The Harry Potter series of books captivated many people young and old, but especially the young. As I discussed back in 2005, the students at Hogwarts seemed to be well and truly heathens because the books had zero references to god and religion, with only a passing reference to Christmas (a pagan holiday anyway) and the name of a Christmas carol, while filled with stories of sorcery and witches and wizards and spells.
This undoubtedly caused problems for religious parents who worried about the effects such books would have on their children’s religious beliefs but were unable to fight the Potter whirlwind. It did not seem to matter to them that the books actually celebrated wholesome values like love and friendship and courage and honor and justice.
But now parents have another option. Someone has taken the idea of fan fiction and run with it and created an alternative Potter world in which Christianity is the dominant theme. Harry’s family are now a bunch of Dawkins-spouting, evolution-loving cretins and Harry is saved from them by a Hagrid who seems to be like a Jehovah’s Witness.
The catch with the new books? The author seems to have violated one of the cardinal rules of fan fiction which is to be intimately familiar with the details of the original. In fact, she does not seem to have even read them. And the writing is just terrible. John Prager has taken the trouble to read the new version so we don’t have to and gives us some excerpts. Here’s how the new book begins.

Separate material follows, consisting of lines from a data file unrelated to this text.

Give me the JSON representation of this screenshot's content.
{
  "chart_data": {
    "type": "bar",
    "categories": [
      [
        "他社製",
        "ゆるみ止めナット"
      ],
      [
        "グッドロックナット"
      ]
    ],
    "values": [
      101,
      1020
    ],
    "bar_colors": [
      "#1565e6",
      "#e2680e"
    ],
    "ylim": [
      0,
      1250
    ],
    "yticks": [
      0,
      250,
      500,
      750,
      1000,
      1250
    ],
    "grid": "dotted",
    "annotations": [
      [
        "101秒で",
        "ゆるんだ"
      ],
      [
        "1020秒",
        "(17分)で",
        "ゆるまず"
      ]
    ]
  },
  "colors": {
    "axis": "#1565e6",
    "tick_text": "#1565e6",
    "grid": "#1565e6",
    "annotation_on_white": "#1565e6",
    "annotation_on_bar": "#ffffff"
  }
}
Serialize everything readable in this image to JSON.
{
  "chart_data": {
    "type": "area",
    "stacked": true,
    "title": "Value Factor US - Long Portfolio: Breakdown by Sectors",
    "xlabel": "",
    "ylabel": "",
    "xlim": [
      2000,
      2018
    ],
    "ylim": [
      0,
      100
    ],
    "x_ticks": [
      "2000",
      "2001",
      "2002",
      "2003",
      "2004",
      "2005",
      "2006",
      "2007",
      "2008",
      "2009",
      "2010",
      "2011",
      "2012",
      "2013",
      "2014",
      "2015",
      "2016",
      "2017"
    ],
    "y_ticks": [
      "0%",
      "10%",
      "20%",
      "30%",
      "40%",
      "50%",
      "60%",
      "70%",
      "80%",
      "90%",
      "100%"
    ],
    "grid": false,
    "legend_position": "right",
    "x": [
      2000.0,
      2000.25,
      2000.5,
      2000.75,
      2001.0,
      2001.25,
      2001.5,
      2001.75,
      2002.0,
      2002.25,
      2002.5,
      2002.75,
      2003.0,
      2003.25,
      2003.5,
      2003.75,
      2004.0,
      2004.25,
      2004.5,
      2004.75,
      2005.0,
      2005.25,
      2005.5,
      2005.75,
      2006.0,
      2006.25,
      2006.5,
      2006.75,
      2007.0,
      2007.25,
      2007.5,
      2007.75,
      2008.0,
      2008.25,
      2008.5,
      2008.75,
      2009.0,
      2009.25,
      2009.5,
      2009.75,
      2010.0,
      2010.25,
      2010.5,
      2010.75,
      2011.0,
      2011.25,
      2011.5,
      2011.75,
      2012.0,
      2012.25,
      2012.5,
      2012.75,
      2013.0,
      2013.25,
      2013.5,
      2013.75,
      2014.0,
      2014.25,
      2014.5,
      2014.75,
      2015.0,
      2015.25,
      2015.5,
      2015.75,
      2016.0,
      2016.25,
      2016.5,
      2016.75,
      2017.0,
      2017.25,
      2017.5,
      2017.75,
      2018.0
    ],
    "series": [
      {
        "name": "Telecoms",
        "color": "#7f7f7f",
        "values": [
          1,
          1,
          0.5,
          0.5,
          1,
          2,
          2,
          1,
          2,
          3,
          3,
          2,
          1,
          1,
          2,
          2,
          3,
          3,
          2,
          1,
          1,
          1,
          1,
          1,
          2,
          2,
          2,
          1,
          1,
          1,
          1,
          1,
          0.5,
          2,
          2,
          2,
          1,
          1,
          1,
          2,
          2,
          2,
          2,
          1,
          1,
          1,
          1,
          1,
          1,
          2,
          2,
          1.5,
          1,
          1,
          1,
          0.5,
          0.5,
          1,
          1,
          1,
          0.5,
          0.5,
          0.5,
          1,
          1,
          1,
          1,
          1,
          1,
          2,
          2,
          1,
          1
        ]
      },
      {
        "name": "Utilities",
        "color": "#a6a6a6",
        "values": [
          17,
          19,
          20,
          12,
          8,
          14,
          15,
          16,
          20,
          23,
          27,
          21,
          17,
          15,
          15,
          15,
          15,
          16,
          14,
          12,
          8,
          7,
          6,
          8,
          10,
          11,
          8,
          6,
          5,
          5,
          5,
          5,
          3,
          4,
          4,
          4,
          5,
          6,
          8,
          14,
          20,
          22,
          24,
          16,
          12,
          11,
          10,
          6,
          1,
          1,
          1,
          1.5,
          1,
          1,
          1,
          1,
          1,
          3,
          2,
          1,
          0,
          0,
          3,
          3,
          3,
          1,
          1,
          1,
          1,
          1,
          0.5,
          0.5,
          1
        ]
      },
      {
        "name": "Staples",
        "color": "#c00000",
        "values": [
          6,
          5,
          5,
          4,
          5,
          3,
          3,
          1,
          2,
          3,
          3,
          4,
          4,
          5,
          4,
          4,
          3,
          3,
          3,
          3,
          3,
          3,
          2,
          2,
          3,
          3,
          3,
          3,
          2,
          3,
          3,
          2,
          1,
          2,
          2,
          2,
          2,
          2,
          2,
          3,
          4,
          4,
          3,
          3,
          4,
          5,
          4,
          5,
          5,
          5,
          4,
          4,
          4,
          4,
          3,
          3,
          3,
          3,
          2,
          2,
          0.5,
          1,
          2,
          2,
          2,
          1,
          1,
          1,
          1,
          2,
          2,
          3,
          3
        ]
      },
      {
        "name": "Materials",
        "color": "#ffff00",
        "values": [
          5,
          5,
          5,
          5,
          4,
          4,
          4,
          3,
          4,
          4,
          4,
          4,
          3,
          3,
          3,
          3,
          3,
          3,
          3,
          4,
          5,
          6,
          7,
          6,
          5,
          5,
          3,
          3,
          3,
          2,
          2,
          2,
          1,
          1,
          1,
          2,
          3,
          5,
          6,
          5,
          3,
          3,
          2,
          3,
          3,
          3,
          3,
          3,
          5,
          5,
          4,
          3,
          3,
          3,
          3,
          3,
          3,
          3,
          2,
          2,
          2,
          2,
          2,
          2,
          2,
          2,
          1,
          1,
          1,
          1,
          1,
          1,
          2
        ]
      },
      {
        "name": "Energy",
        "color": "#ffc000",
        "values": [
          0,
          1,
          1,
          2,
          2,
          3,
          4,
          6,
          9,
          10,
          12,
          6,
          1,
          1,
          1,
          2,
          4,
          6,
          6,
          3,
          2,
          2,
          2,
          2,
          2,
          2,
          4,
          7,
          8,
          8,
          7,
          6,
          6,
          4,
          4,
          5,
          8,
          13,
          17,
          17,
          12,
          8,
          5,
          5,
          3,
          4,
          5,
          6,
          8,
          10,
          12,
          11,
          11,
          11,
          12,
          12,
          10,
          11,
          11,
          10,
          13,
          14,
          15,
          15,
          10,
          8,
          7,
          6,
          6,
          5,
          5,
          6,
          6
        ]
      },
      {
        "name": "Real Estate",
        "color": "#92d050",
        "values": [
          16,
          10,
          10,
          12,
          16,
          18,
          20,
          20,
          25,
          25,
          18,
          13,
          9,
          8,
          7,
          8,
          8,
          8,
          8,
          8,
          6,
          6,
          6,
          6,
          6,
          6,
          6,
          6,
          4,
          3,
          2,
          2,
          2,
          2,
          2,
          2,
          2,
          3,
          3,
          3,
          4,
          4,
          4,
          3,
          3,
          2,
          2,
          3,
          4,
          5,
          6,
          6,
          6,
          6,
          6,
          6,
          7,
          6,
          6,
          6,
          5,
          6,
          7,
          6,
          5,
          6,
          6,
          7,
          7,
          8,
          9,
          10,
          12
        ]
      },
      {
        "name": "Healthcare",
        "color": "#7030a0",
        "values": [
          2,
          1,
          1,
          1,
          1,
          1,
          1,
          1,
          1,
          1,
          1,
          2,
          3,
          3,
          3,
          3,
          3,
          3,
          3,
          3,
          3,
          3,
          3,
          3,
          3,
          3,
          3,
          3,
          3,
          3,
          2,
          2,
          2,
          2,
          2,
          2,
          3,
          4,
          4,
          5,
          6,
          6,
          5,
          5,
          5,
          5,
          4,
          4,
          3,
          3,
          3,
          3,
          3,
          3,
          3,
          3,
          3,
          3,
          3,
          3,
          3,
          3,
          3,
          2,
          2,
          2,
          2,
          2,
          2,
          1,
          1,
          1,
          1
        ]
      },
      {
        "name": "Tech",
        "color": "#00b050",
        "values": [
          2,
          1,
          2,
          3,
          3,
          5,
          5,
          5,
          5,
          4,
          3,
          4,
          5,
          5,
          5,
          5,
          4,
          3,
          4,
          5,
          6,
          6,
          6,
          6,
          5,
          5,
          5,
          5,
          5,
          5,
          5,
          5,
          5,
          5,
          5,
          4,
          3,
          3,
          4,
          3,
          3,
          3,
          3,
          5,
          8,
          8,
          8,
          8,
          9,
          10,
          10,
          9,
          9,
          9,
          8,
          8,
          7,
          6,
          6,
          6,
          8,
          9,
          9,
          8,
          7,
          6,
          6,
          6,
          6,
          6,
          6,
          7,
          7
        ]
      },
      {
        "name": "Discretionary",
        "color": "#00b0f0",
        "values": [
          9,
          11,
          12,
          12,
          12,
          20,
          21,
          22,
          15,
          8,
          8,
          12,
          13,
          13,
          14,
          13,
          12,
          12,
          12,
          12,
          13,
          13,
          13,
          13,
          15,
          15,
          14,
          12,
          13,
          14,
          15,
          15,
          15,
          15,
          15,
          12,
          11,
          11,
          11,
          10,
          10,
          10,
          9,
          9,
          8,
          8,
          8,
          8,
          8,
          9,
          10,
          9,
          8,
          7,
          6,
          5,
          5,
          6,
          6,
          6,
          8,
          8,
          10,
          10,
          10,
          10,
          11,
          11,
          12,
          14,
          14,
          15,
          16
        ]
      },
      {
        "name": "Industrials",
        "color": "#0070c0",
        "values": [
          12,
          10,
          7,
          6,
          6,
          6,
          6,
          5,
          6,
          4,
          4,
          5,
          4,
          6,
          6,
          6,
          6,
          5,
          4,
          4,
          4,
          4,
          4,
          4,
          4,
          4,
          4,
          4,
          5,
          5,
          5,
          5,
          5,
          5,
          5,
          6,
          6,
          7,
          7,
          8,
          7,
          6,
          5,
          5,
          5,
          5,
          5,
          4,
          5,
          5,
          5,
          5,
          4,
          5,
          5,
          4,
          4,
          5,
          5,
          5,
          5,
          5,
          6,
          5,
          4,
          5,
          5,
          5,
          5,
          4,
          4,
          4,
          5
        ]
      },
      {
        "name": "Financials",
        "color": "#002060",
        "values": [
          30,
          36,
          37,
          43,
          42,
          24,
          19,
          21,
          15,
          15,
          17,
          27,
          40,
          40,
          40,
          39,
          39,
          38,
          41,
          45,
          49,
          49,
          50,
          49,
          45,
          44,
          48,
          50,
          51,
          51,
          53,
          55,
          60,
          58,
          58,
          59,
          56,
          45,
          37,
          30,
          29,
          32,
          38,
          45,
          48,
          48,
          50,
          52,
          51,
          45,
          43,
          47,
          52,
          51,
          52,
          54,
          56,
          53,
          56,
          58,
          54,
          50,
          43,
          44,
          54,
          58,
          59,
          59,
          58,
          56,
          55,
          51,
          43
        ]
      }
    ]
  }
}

Once upon a time, there was a little boy named Harry Potter who lived under the stairs in a house on Privet Drive with his aunt and uncle. He was a good, obedient boy who did all his chores; but he felt that there was something missing in his life. Something big and special; but he could not quite name it. He stayed up every night; and wished for this special something; but then one day, there was a knock at his door-and everything changed.
“Answer the door, Harry!” his Aunt Petunia, a career woman, barked from her armchair where she sat with her feet up. She had short, curly blonde hair and never wore any makeup. Uncle Vernon nodded sheepishly from the kitchen; and put a tray of moist, chocolatey brownies in the oven.
Shouldn’t you be doing that? Harry thought; but he was a very obedient young boy, so he answered the door right away. He turned the brass, metal doorknob; and pulled open the heavy, wooden door.
On the porch was standing a huge, muscular man with a big, manly beard; and he was dressed in a plaid, red shirt, blue jeans, and sturdy, leather boots. His chest was covered in a thick, unruly carpet of coarse, brown hair. He wore a necklace that looked to Harry like a lowercase T. Just looking at Harry feel happy, peaceful somehow; but he couldn’t say why!
“Good morning, kiddo,” the man greeted amiably; and smiled at Harry. He had the peaceful, friendly sort of face you just knew you could trust. “My name is Hagrid. Could I speak to your mommy and daddy?”
“I don’t have a mommy or daddy,” Harry replied sadly; and looked at his raggedy, old shoes that were blue. Perhaps that was why he felt so lonely, he thought, not for the first time. Maybe that was what he was missing-a mommy and daddy. But no, that was not quite right.
“I am so sorry to hear that!” Hagrid uttered empathetically.
“You can speak with my auntie and uncle,” Harry retorted politely; and blinked his big, blue, childlike eyes.
“What do you want?” Aunt Petunia peered out the door with her narrow, suspicious eyes; and she was wearing a baggy, unflattering pantsuit.
“Hello, neighbor! I was wondering if you have been saved,” Hagrid exclaimed brightly; and tipped his wide-brimmed, straw cowboy hat.
Aunt Petunia laughed a gravelly laugh; and leaned forward on her sturdy, practical boots. “Saved? Don’t tell me you are you one of those Christians?”
J. K. Rowling can sleep easily. If the samples given by Prager are at all representative, this version is no danger at all to her franchise.